When you penalise staff who share their expertise; step in and take on assignments for the team rather than purely for their career, you breach any nascent organizational learning links and connections. If the young executive stays, she will probably not put herself out for anyone else or feel that helping her colleagues is anything other than career-limiting.
There are so many ways around this dilemma, but they are very rarely employed. This illustrates just how easy it is to follow a series of logical steps that are fine, in themselves, but add up to something that is clearly the opposite of the intention: and an unintended consequence.
We start with a team crisis that needs a remedy. One obvious way forward is to persuade a member of staff to step out of her current role and take on the team issue and fix it. All well and good, but this process clashes with two other company cultural imperatives. The first is that staff bonuses can only be given for exceptional work that breaks new ground. The second is that any lapses in performance slow down the pathway to partner. There is nothing wrong with any of those outcomes when taken individually. It is only when they are locked inflexibly together that unintended consequences emerge, and the process impacts negatively on the individual’s career. It also is not a good look for the organization either. It appears to encourage cynical and self-serving behaviours.
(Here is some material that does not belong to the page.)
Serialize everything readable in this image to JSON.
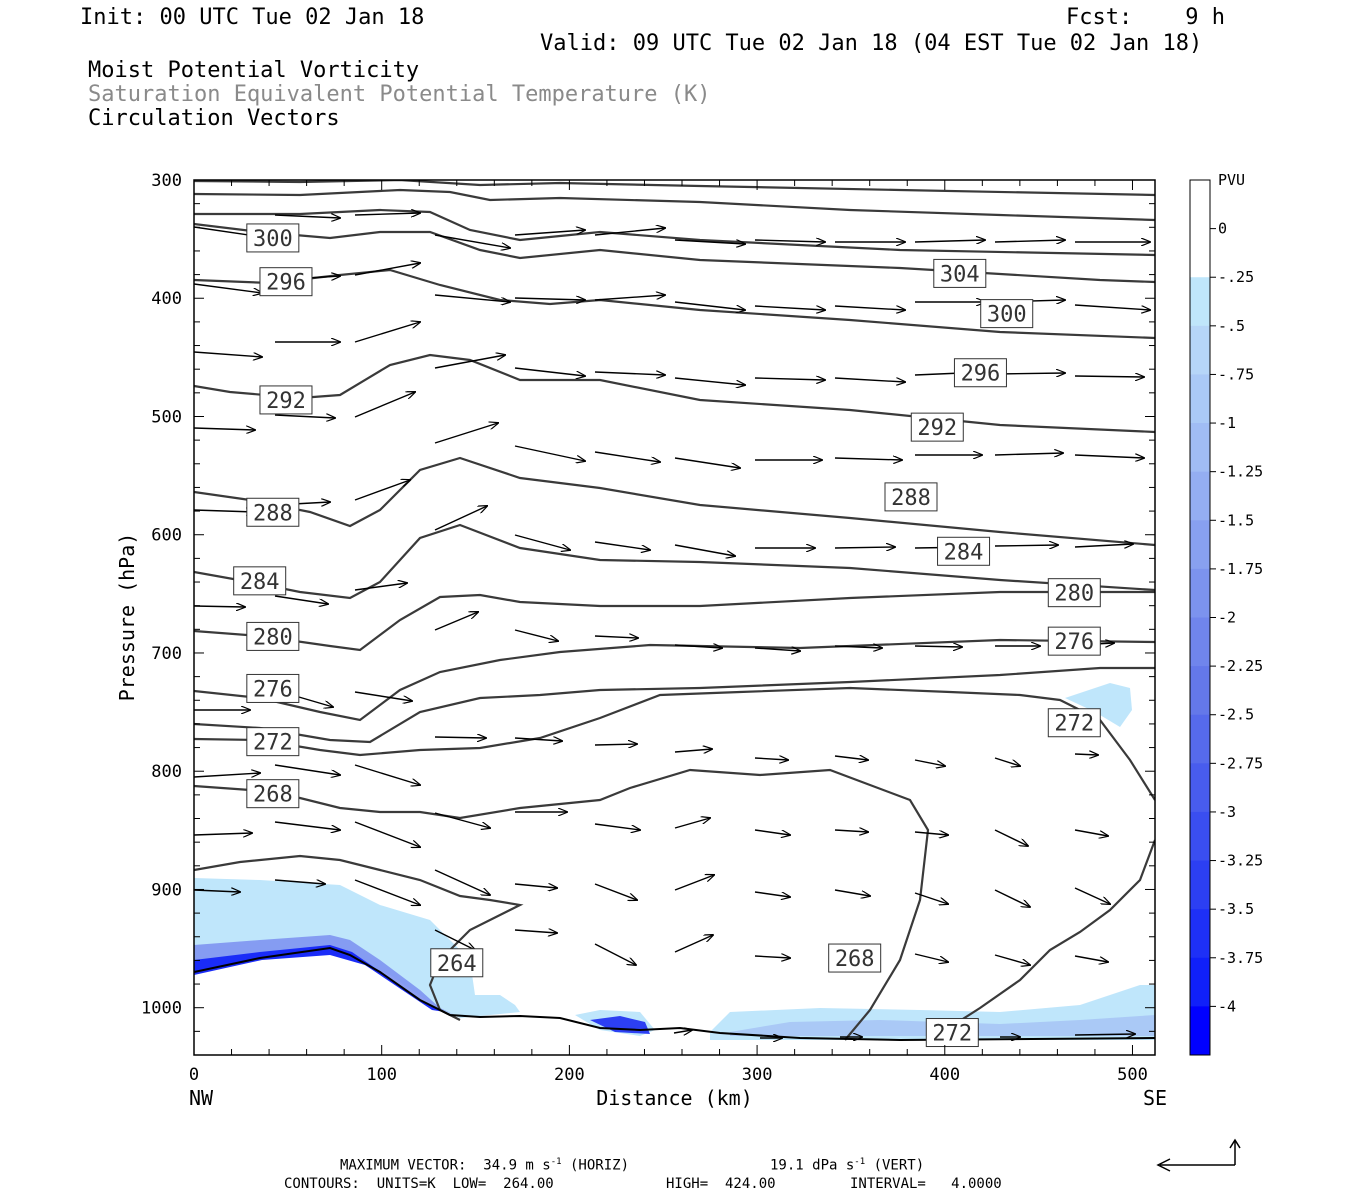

Changing the unwanted outcome should not focus simply on the individual or seek to attribute blame. Arguing that “it is all the Partner’s fault” misses the point. It is much more productive to keep a watchful eye on these systemic problems and address them because they inevitably lead to preventable poor outcomes. There are several possible ways forward:
Be upfront about the consequences of taking a back-seat for a year. If it will be career limiting, then make that explicit. This, however, is living with a systemic issue and not fully dealing with it. Very few people would be prepared to take that back seat for the team if the consequences are so career limiting. The second and third solutions are more systemic; they will fix the challenge rather than ‘get round’ it.
If someone is prepared to share their expertise for a year, this should be highly commended and rewarded. The executive could have been awarded a ‘mentoring break’ which is recognised internally as exceptional performance and a boost to company unity and success. You could also build this process into the company DNA by agreeing that no one can make Partner unless, and until, they have offered to share their knowledge and volunteered to take a mentoring break.
The sacrifice should be recognised and rewarded at bonus time rather than penalised, and steps could be taken to reposition the individual on an accelerated fast track after the ‘mentoring break’. So rather than being hindered in her quest for partner status, she should have been accelerated along that trajectory for doing good work in building the culture of the company and maintaining its performance.
There will always be times when the needs of the organization come before individual aspiration and performance. It is unlikely that a cultural climate that frowns on generosity and a selfless disposition can thrive in today’s challenging environment. Organizational learning will not simply happen spontaneously. It must be nurtured and set out as a non-negotiable aspiration. That Professional Services Company missed a huge trick, and the sad fact is, that they may never realise that.